A recomendação dos especialistas, contudo, é evitar concentração excessiva e privilegiar a gestão profissional, uma preocupação que vai além do risco financeiro. Para Daniel Magalhães, fundador da Vitrify, plataforma de dados e observância de crédito privado no Brasil, existe um problema estrutural de acesso à informação no mercado brasileiro.

"Democratizamos o crédito privado. Esquecemos de democratizar a informação". Segundo Magalhães, a expansão acelerada do setor levou milhões de investidores pessoas físicas para ativos como debêntures, CRIs e CRAs, títulos de crédito privado emitidos por securitizadoras, sem que houvesse uma infraestrutura adequada para acompanhar riscos, reestruturações e assembleias de credores.

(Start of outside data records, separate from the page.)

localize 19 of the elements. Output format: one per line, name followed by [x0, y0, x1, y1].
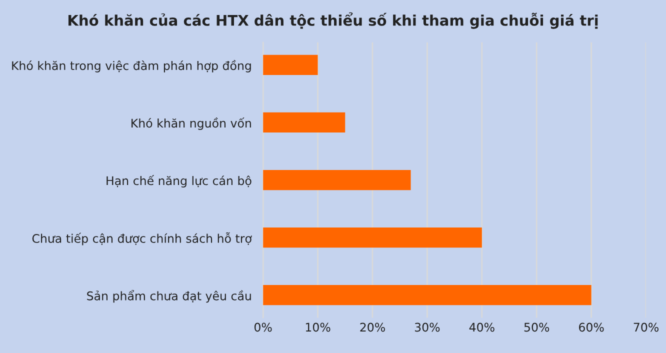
x-tick-label: 30%: [414, 322, 440, 332]
bar: [263, 170, 411, 190]
bar: [263, 54, 318, 76]
x-tick-label: 20%: [360, 322, 385, 332]
x-tick-label: 50%: [524, 322, 550, 332]
bar: [263, 285, 592, 306]
x-tick-label: 60%: [579, 322, 604, 332]
x-tick-label: 70%: [634, 322, 658, 332]
y-tick-label: Sản phẩm chưa đạt yêu cầu: [87, 290, 251, 303]
y-tick-label: Hạn chế năng lực cán bộ: [106, 175, 252, 188]
bar: [263, 112, 346, 133]
y-tick-label: Chưa tiếp cận được chính sách hỗ trợ: [32, 232, 252, 246]
x-tick-label: 0%: [254, 322, 272, 332]
chart-title: Khó khăn của các HTX dân tộc thiểu số khi tham gia chuỗi giá trị: [68, 12, 598, 29]
x-tick-label: 10%: [306, 322, 330, 332]
y-tick-label: Khó khăn nguồn vốn: [132, 118, 251, 130]
y-tick-label: Khó khăn trong việc đàm phán hợp đồng: [12, 60, 251, 72]
bar: [263, 228, 482, 248]
x-tick-label: 40%: [469, 322, 494, 332]
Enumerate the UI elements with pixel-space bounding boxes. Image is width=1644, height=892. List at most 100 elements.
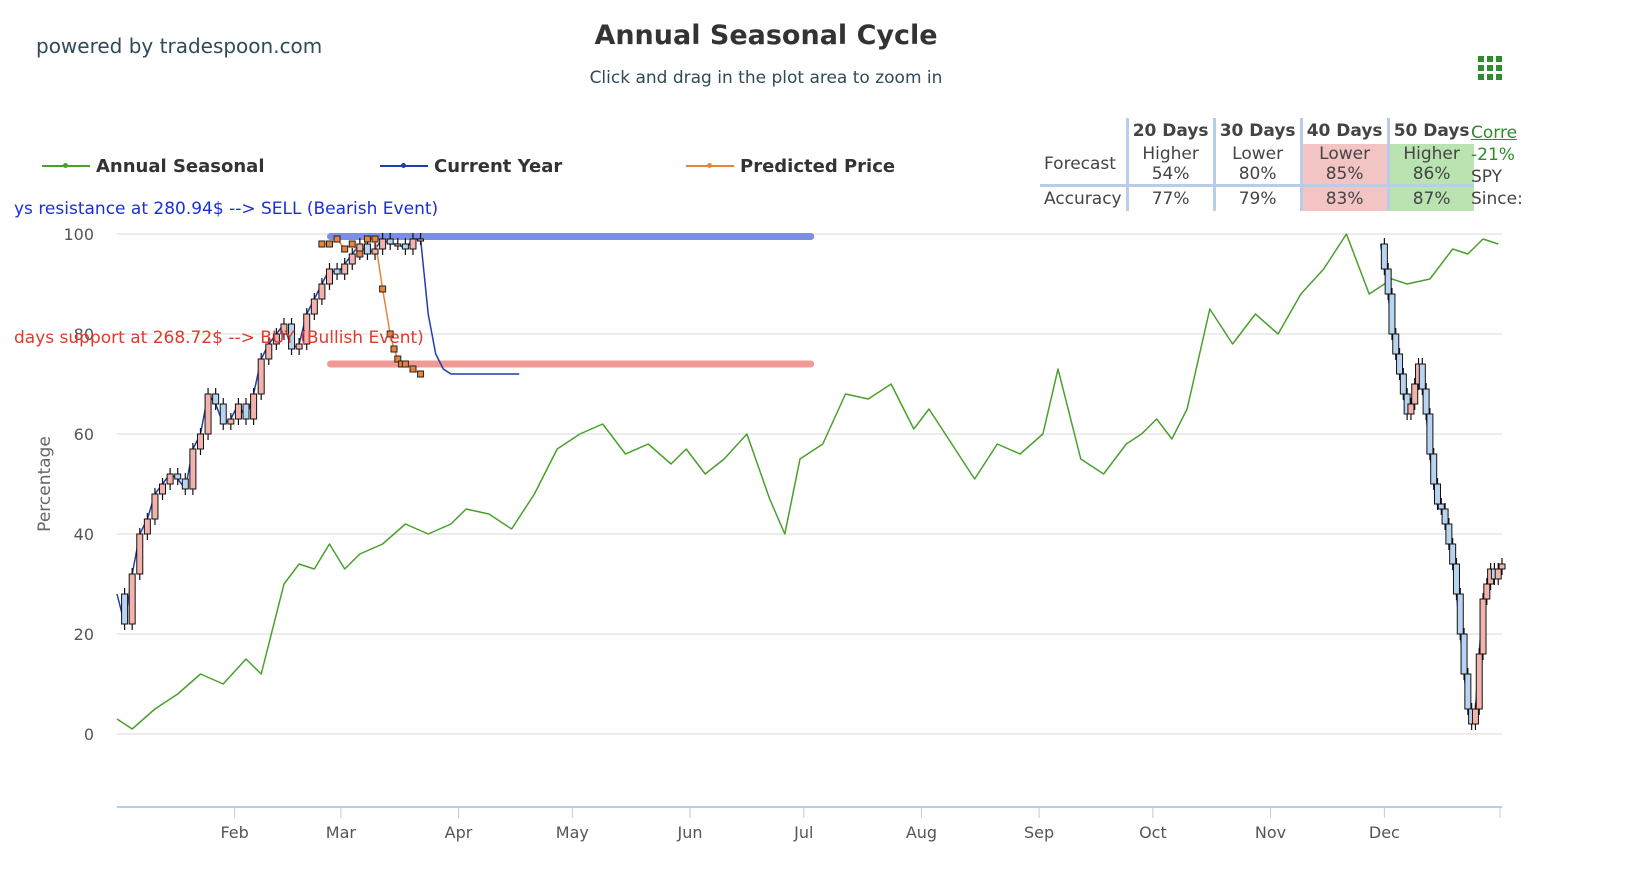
current-year-candle-body — [204, 393, 212, 435]
late-year-candle-body — [1418, 363, 1426, 390]
current-year-candle-body — [257, 358, 265, 395]
correlation-value: -21% — [1471, 145, 1515, 165]
y-tick-label: 20 — [74, 625, 94, 644]
forecast-cell: Lower 80% — [1212, 144, 1302, 186]
late-year-candle-body — [1384, 268, 1392, 295]
resistance-annotation: ys resistance at 280.94$ --> SELL (Beari… — [14, 199, 438, 219]
current-year-candle-body — [394, 243, 402, 247]
late-year-candle-body — [1449, 543, 1457, 565]
x-tick-label: Oct — [1139, 823, 1167, 842]
predicted-price-marker — [318, 240, 326, 248]
legend-label: Current Year — [434, 155, 563, 177]
current-year-candle-body — [325, 268, 333, 285]
y-tick-label: 0 — [84, 725, 94, 744]
predicted-price-marker — [348, 240, 356, 248]
late-year-candle-body — [1392, 333, 1400, 355]
chart-title: Annual Seasonal Cycle — [594, 20, 938, 51]
late-year-candle-body — [1452, 563, 1460, 595]
powered-by-label[interactable]: powered by tradespoon.com — [36, 34, 323, 58]
current-year-candle-body — [295, 343, 303, 350]
legend-item-current-year[interactable]: Current Year — [380, 153, 562, 179]
current-year-candle-body — [159, 483, 167, 495]
predicted-price-marker — [394, 355, 402, 363]
late-year-candle-body — [1464, 673, 1472, 710]
header-40-days: 40 Days — [1299, 118, 1389, 144]
predicted-price-marker — [379, 285, 387, 293]
forecast-header-row: 20 Days 30 Days 40 Days 50 Days — [1040, 118, 1474, 144]
x-tick-label: Feb — [220, 823, 248, 842]
current-year-candle-body — [386, 238, 394, 245]
x-tick-label: Apr — [445, 823, 473, 842]
predicted-price-marker — [325, 240, 333, 248]
current-year-candle-body — [219, 403, 227, 425]
forecast-cell: Higher 54% — [1125, 144, 1215, 186]
current-year-candle-body — [371, 248, 379, 255]
current-year-candle-body — [363, 243, 371, 255]
x-tick-label: May — [556, 823, 589, 842]
late-year-candle-body — [1380, 243, 1388, 270]
predicted-price-marker — [333, 235, 341, 243]
accuracy-cell: 83% — [1299, 184, 1389, 211]
current-year-candle-body — [417, 238, 425, 242]
accuracy-row-label: Accuracy — [1040, 184, 1128, 211]
accuracy-cell: 87% — [1386, 184, 1474, 211]
late-year-candle-body — [1396, 353, 1404, 375]
current-year-candle-body — [143, 518, 151, 535]
grid-menu-icon[interactable] — [1478, 56, 1502, 80]
forecast-cell: Higher 86% — [1386, 144, 1474, 186]
late-year-candle-body — [1460, 633, 1468, 675]
x-tick-label: Jun — [676, 823, 702, 842]
x-tick-label: Jul — [793, 823, 813, 842]
current-year-candle-body — [348, 253, 356, 265]
current-year-candle-body — [234, 403, 242, 420]
current-year-candle-body — [181, 478, 189, 490]
header-20-days: 20 Days — [1125, 118, 1215, 144]
current-year-candle-body — [196, 433, 204, 450]
late-year-candle-body — [1475, 653, 1483, 710]
current-year-candle-body — [121, 593, 129, 625]
current-year-candle-body — [280, 323, 288, 335]
correlation-link[interactable]: Corre — [1471, 123, 1518, 143]
x-tick-label: Nov — [1255, 823, 1286, 842]
legend-label: Annual Seasonal — [96, 155, 265, 177]
current-year-candle-body — [227, 418, 235, 425]
late-year-candle-body — [1407, 403, 1415, 415]
legend-item-annual-seasonal[interactable]: Annual Seasonal — [42, 153, 265, 179]
x-tick-label: Sep — [1024, 823, 1054, 842]
legend-label: Predicted Price — [740, 155, 896, 177]
x-tick-label: Dec — [1369, 823, 1400, 842]
current-year-candle-body — [242, 403, 250, 420]
y-axis-title: Percentage — [35, 436, 55, 532]
late-year-candle-body — [1426, 413, 1434, 455]
chart-subtitle: Click and drag in the plot area to zoom … — [589, 68, 943, 88]
y-tick-label: 60 — [74, 425, 94, 444]
current-year-candle-body — [379, 238, 387, 250]
predicted-price-marker — [390, 345, 398, 353]
current-year-line — [116, 238, 520, 625]
late-year-candle-body — [1456, 593, 1464, 635]
current-year-candle-body — [333, 268, 341, 275]
late-year-candle-body — [1411, 383, 1419, 405]
current-year-candle-body — [401, 243, 409, 250]
legend-item-predicted-price[interactable]: Predicted Price — [686, 153, 895, 179]
current-year-candle-body — [341, 263, 349, 275]
x-tick-label: Mar — [326, 823, 357, 842]
late-year-candle-body — [1430, 453, 1438, 485]
late-year-candle-body — [1388, 293, 1396, 335]
late-year-candle-body — [1498, 563, 1506, 570]
predicted-price-marker — [363, 235, 371, 243]
late-year-candle-body — [1471, 708, 1479, 725]
forecast-row-label: Forecast — [1044, 154, 1116, 174]
current-year-candle-body — [250, 393, 258, 420]
late-year-candle-body — [1433, 483, 1441, 505]
x-tick-label: Aug — [906, 823, 937, 842]
current-year-candle-body — [189, 448, 197, 490]
predicted-price-line — [321, 238, 422, 375]
forecast-table: 20 Days 30 Days 40 Days 50 Days Forecast… — [1040, 118, 1474, 211]
forecast-cell: Lower 85% — [1299, 144, 1389, 186]
predicted-price-marker — [341, 245, 349, 253]
correlation-since: Since: — [1471, 189, 1523, 209]
late-year-candle-body — [1441, 508, 1449, 525]
forecast-row: Forecast Higher 54% Lower 80% Lower 85% … — [1040, 144, 1474, 186]
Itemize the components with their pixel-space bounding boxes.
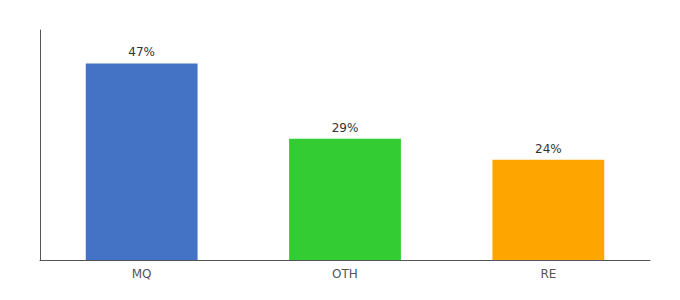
svg-text:29%: 29% bbox=[332, 121, 359, 135]
svg-text:MQ: MQ bbox=[132, 267, 152, 281]
svg-text:47%: 47% bbox=[128, 45, 155, 59]
svg-text:OTH: OTH bbox=[332, 267, 358, 281]
svg-text:24%: 24% bbox=[535, 142, 562, 156]
svg-text:RE: RE bbox=[540, 267, 556, 281]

"Quando uma empresa chega à reestruturação, quem tem equipe, acesso antecipado às informações e poder de barganha senta à mesa e negocia. Quem não tem aceita o que sobra", afirma o fundador da Vitrify.

Por isso, Magalhães defende que a proteção do investidor não está apenas na diversificação, mas também no acesso a gestão especializada e acompanhamento contínuo dos ativos.

"O acesso do investidor pessoa física ao crédito privado direto merece uma conversa honesta: num mercado em que a reestruturação é cada vez mais parte do ciclo, a proteção real vem da gestão profissional, não da ilusão de que diversificar entre dez emissores é o suficiente";

A conclusão dos especialistas é que o investidor não precisa abandonar o crédito privado. Mas, com a Selic acima de 14% e sem perspectiva de queda rápida, o jogo deixou de ser apenas buscar retorno. Agora, a vantagem está em selecionar melhor os riscos e, de preferência, fazer isso por meio de estruturas capazes de absorver choques antes que eles cheguem ao patrimônio do investidor.